Hello,
When running on a serverless cluster in DLT our notebook first tries to install some python whls onto the cluster. We have noticed that when in development and running a pipeline many times over in a short space of time between runs that the pipeline will successfully run the first time it is run and then when running a second time we get the following error:
Processing /Workspace/Shared/libraries/CompanyName/common_library-3.1.1rc1-py3-none-any.whl
WARNING: Retrying (Retry(total=4, connect=None, read=None, redirect=None, status=None)) after connection broken by 'NewConnectionError('<pip._vendor.urllib3.connection.HTTPSConnection object at 0x7f3d9bb12570>: Failed to establish a new connection: [Errno 101] Network is unreachable')': /simple/build/
WARNING: Retrying (Retry(total=3, connect=None, read=None, redirect=None, status=None)) after connection broken by 'NewConnectionError('<pip._vendor.urllib3.connection.HTTPSConnection object at 0x7f3d9b6e71a0>: Failed to establish a new connection: [Errno 101] Network is unreachable')': /simple/build/
WARNING: Retrying (Retry(total=2, connect=None, read=None, redirect=None, status=None)) after connection broken by 'NewConnectionError('<pip._vendor.urllib3.connection.HTTPSConnection object at 0x7f3d9b51cb30>: Failed to establish a new connection: [Errno 101] Network is unreachable')': /simple/build/
WARNING: Retrying (Retry(total=1, connect=None, read=None, redirect=None, status=None)) after connection broken by 'NewConnectionError('<pip._vendor.urllib3.connection.HTTPSConnection object at 0x7f3d9b51cd40>: Failed to establish a new connection: [Errno 101] Network is unreachable')': /simple/build/
WARNING: Retrying (Retry(total=0, connect=None, read=None, redirect=None, status=None)) after connection broken by 'NewConnectionError('<pip._vendor.urllib3.connection.HTTPSConnection object at 0x7f3d9b51cf20>: Failed to establish a new connection: [Errno 101] Network is unreachable')': /simple/build/
INFO: pip is looking at multiple versions of common-library to determine which version is compatible with other requirements.
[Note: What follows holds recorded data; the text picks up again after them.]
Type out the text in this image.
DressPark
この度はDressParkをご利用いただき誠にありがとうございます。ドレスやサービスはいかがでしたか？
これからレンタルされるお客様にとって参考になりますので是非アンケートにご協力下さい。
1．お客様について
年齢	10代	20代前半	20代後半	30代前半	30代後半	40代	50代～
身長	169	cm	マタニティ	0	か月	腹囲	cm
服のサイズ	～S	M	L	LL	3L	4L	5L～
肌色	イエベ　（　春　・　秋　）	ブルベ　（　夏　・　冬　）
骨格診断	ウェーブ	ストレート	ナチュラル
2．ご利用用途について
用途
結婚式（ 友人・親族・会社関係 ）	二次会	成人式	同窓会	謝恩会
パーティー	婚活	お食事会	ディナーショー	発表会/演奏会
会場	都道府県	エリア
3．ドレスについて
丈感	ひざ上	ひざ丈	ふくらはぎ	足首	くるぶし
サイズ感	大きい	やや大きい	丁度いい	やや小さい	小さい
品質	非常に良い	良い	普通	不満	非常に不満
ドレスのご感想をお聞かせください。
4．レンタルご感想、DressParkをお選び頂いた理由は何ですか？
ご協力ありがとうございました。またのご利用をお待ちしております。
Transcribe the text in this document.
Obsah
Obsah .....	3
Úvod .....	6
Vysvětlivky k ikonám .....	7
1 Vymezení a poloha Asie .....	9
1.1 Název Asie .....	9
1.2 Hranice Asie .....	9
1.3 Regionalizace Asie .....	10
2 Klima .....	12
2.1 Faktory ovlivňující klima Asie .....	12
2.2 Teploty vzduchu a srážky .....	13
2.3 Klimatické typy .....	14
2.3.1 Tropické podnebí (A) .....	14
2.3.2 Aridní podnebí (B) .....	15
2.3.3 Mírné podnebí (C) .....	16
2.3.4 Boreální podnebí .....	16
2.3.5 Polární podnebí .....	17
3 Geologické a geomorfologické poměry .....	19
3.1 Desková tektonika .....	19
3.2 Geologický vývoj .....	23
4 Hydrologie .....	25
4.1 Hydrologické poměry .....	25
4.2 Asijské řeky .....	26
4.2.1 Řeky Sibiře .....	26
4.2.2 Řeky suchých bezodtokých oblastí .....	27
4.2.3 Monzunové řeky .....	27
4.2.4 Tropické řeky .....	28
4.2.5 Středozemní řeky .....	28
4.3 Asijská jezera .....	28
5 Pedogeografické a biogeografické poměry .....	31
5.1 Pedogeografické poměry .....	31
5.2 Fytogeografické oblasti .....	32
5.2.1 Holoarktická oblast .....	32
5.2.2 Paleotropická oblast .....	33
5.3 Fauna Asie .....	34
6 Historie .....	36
This could take a while.
ERROR: Could not find a version that satisfies the requirement build==1.2.1 (from common-library) (from versions: none)
ERROR: No matching distribution found for build==1.2.1
When looking at the cluster logs I can see the prior runs logs with the successful installs of the libraries, so I am lost as to how the cluster can lose the connection when running the second time.